WASHINGTON (9/9/15)--Consumer credit issued by credit unions rose by $4.5 billion in July from June to $327.7 billion outstanding overall, according to the Federal Reserve.
While revolving credit, typically tied to credit card use, inched up roughly $300 million, nonrevolving credit, related to big purchases such as vehicles and education, rose $4.2 billion.
In June, consumer credit at credit unions jumped $7.4 billion.
“Consumer credit continues to improve at a steady pace,” said Christopher Velarides, Moody’s analyst (Economy.com Sept. 8). “Encouraging job gains and increasing house prices have encouraged consumers to splurge on big-ticket items. Extremely low interest rates and easier access to credit are enticing consumers to finance large purchases such as education and vehicles.”
For all major accountholders nationwide, consumer credit increased at a seasonally adjusted annual rate of 6.7% in July, posting a gain of $19.1 billion during the month.
Revolving credit climbed by 5.7% after a 10% jump the previous month, while nonrevolving credit increased by 7%, a slight deceleration from the 9.4% increase in June.

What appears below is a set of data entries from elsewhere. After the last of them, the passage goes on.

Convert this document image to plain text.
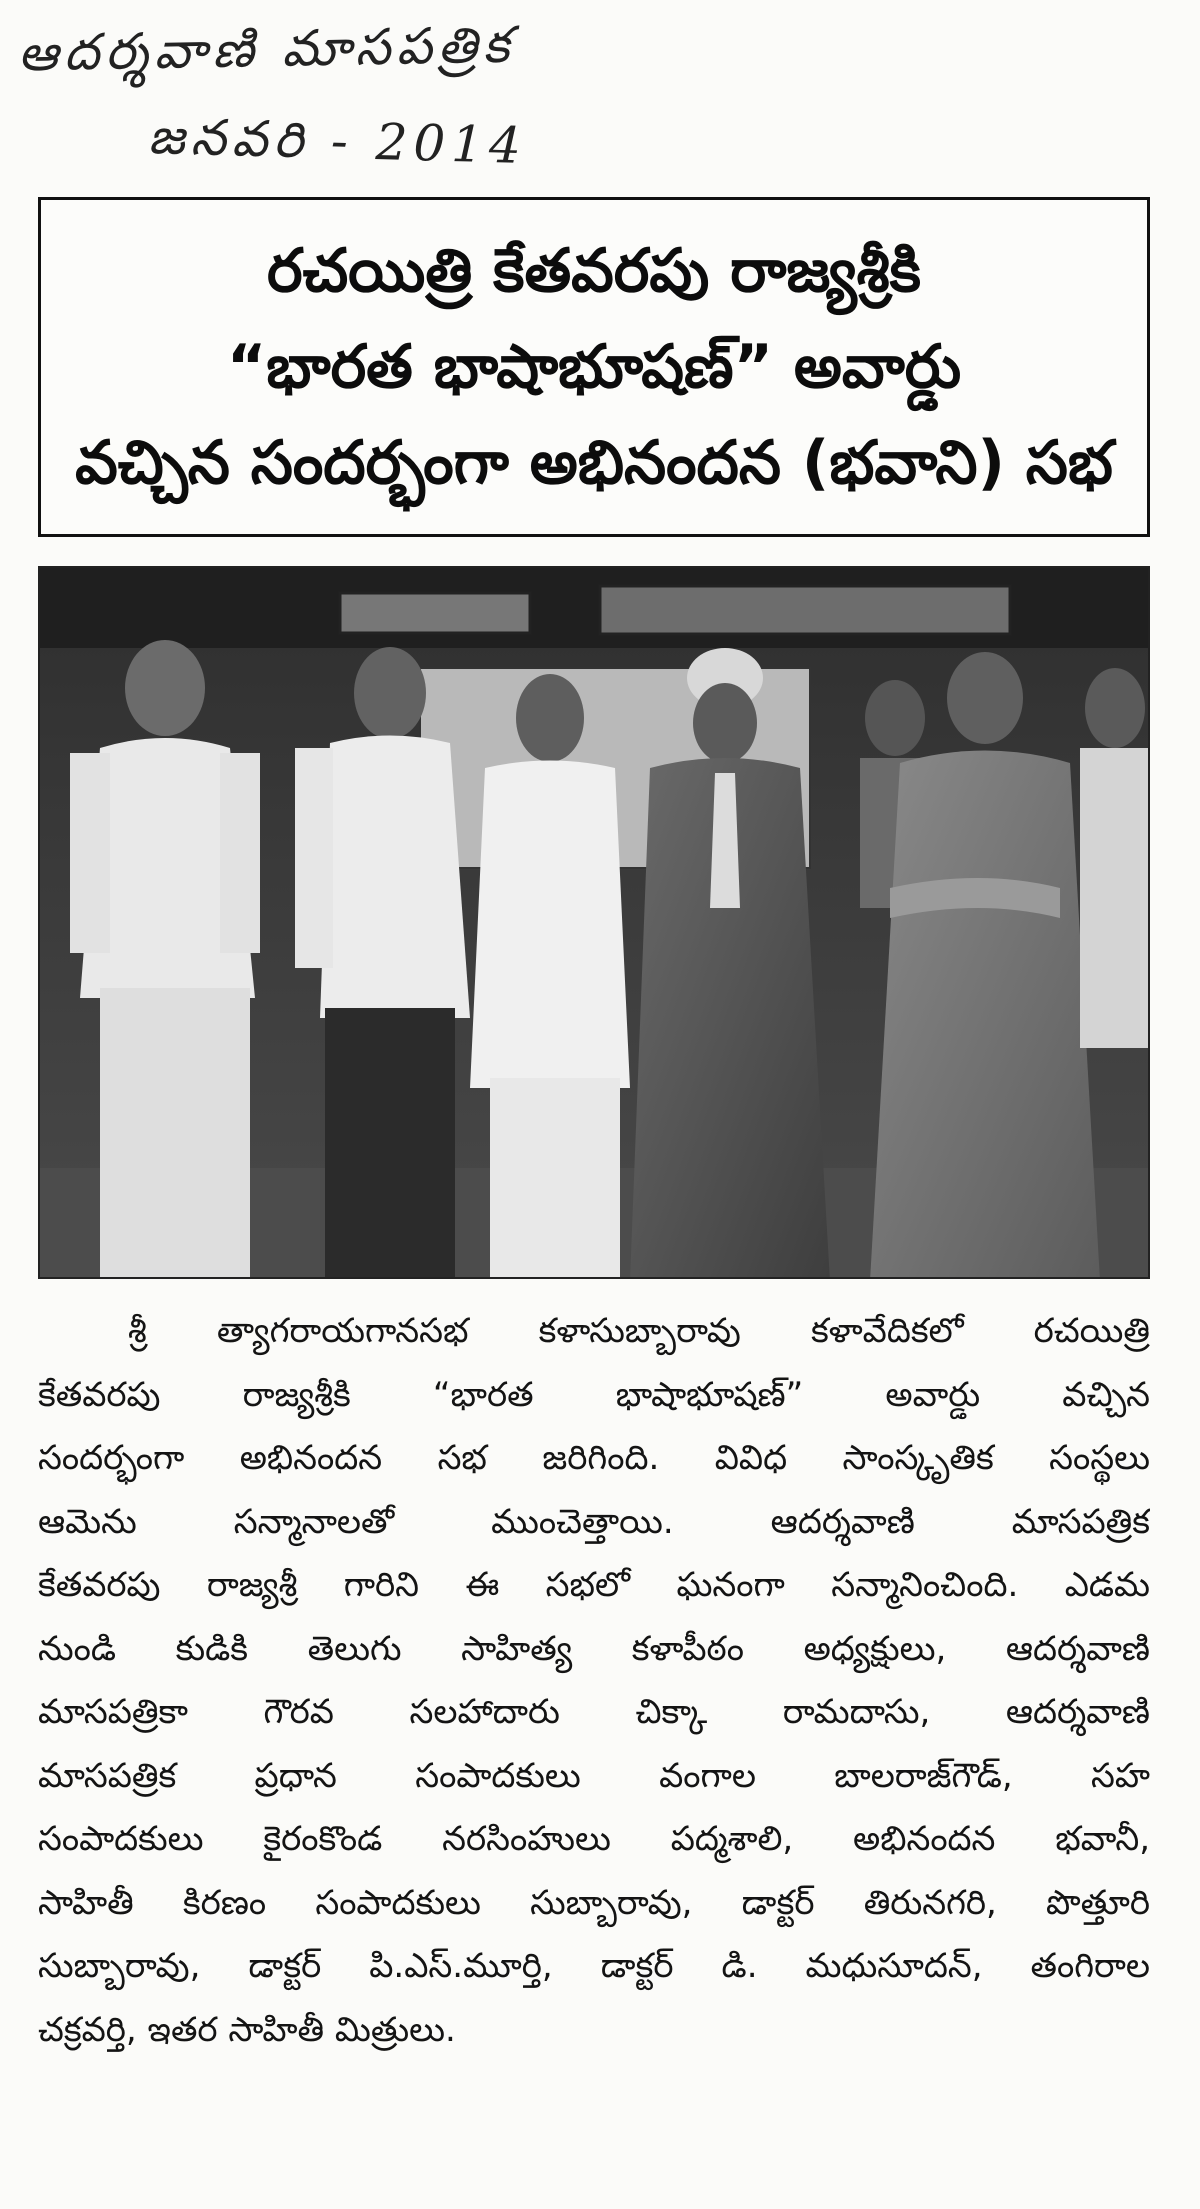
ఆదర్శవాణి మాసపత్రిక
జనవరి - 2014
రచయిత్రి కేతవరపు రాజ్యశ్రీకి
“భారత భాషాభూషణ్” అవార్డు
వచ్చిన సందర్భంగా అభినందన (భవాని) సభ
శ్రీ త్యాగరాయగానసభ కళాసుబ్బారావు కళావేదికలో రచయిత్రి
కేతవరపు రాజ్యశ్రీకి “భారత భాషాభూషణ్” అవార్డు వచ్చిన
సందర్భంగా అభినందన సభ జరిగింది. వివిధ సాంస్కృతిక సంస్థలు
ఆమెను సన్మానాలతో ముంచెత్తాయి. ఆదర్శవాణి మాసపత్రిక
కేతవరపు రాజ్యశ్రీ గారిని ఈ సభలో ఘనంగా సన్మానించింది. ఎడమ
నుండి కుడికి తెలుగు సాహిత్య కళాపీఠం అధ్యక్షులు, ఆదర్శవాణి
మాసపత్రికా గౌరవ సలహాదారు చిక్కా రామదాసు, ఆదర్శవాణి
మాసపత్రిక ప్రధాన సంపాదకులు వంగాల బాలరాజ్‌గౌడ్, సహ
సంపాదకులు కైరంకొండ నరసింహులు పద్మశాలి, అభినందన భవానీ,
సాహితీ కిరణం సంపాదకులు సుబ్బారావు, డాక్టర్ తిరునగరి, పొత్తూరి
సుబ్బారావు, డాక్టర్ పి.ఎస్.మూర్తి, డాక్టర్ డి. మధుసూదన్, తంగిరాల
చక్రవర్తి, ఇతర సాహితీ మిత్రులు.
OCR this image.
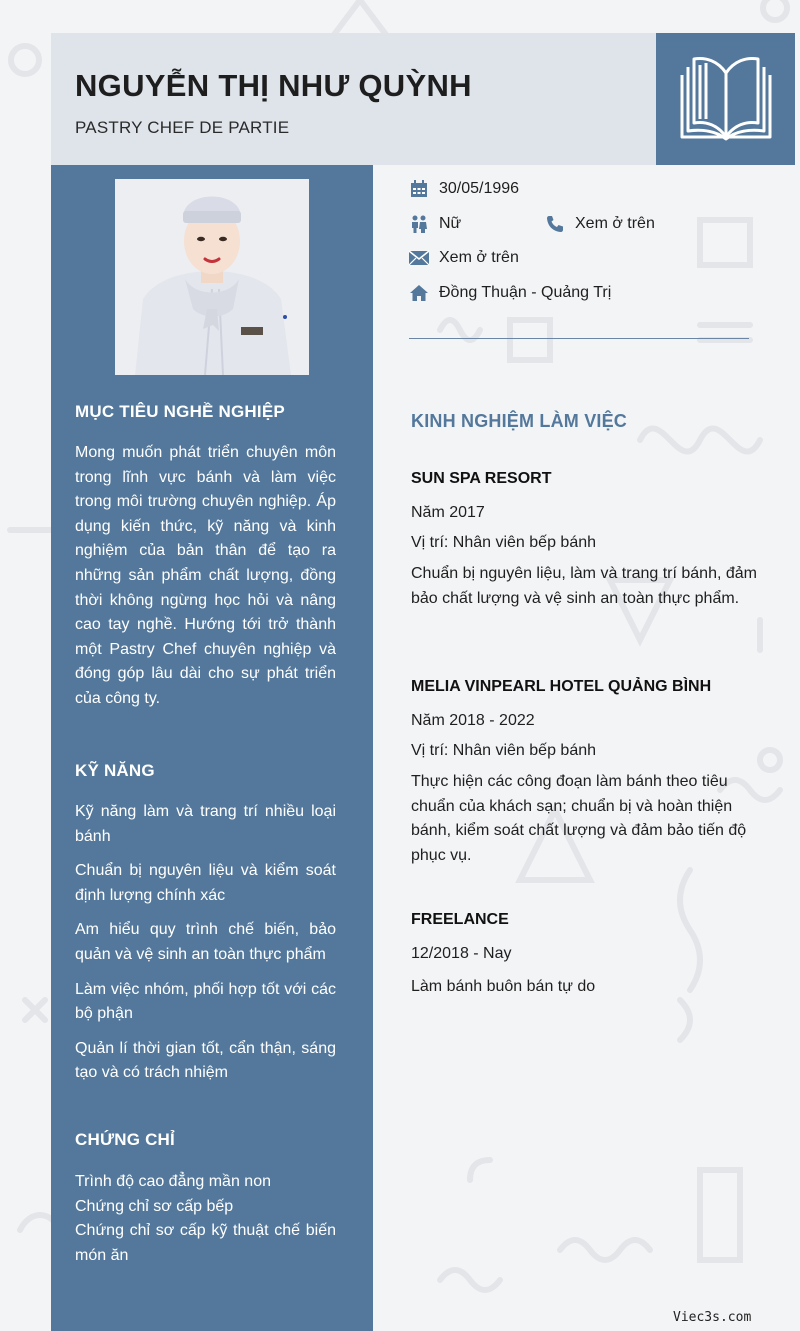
NGUYỄN THỊ NHƯ QUỲNH
PASTRY CHEF DE PARTIE
MỤC TIÊU NGHỀ NGHIỆP
Mong muốn phát triển chuyên môn trong lĩnh vực bánh và làm việc trong môi trường chuyên nghiệp. Áp dụng kiến thức, kỹ năng và kinh nghiệm của bản thân để tạo ra những sản phẩm chất lượng, đồng thời không ngừng học hỏi và nâng cao tay nghề. Hướng tới trở thành một Pastry Chef chuyên nghiệp và đóng góp lâu dài cho sự phát triển của công ty.
KỸ NĂNG
Kỹ năng làm và trang trí nhiều loại bánh
Chuẩn bị nguyên liệu và kiểm soát định lượng chính xác
Am hiểu quy trình chế biến, bảo quản và vệ sinh an toàn thực phẩm
Làm việc nhóm, phối hợp tốt với các bộ phận
Quản lí thời gian tốt, cẩn thận, sáng tạo và có trách nhiệm
CHỨNG CHỈ
Trình độ cao đẳng mần non
Chứng chỉ sơ cấp bếp
Chứng chỉ sơ cấp kỹ thuật chế biến món ăn
30/05/1996
Nữ	Xem ở trên
Xem ở trên
Đồng Thuận - Quảng Trị
KINH NGHIỆM LÀM VIỆC
SUN SPA RESORT
Năm 2017
Vị trí: Nhân viên bếp bánh
Chuẩn bị nguyên liệu, làm và trang trí bánh, đảm bảo chất lượng và vệ sinh an toàn thực phẩm.
MELIA VINPEARL HOTEL QUẢNG BÌNH
Năm 2018 - 2022
Vị trí: Nhân viên bếp bánh
Thực hiện các công đoạn làm bánh theo tiêu chuẩn của khách sạn; chuẩn bị và hoàn thiện bánh, kiểm soát chất lượng và đảm bảo tiến độ phục vụ.
FREELANCE
12/2018 - Nay
Làm bánh buôn bán tự do
Viec3s.com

Nonrevolving debt has been the largest driver of consumer credit in recent years (MarketWatch Sept. 8).
“Meanwhile, revolving balances have picked back up as consumers remain wary of taking on higher-interest debt,” Velarides said. “It is encouraging that this segment contributed $4.3 billion to growth, but there is still a long way to go to recover from the sluggishness throughout the recovery.”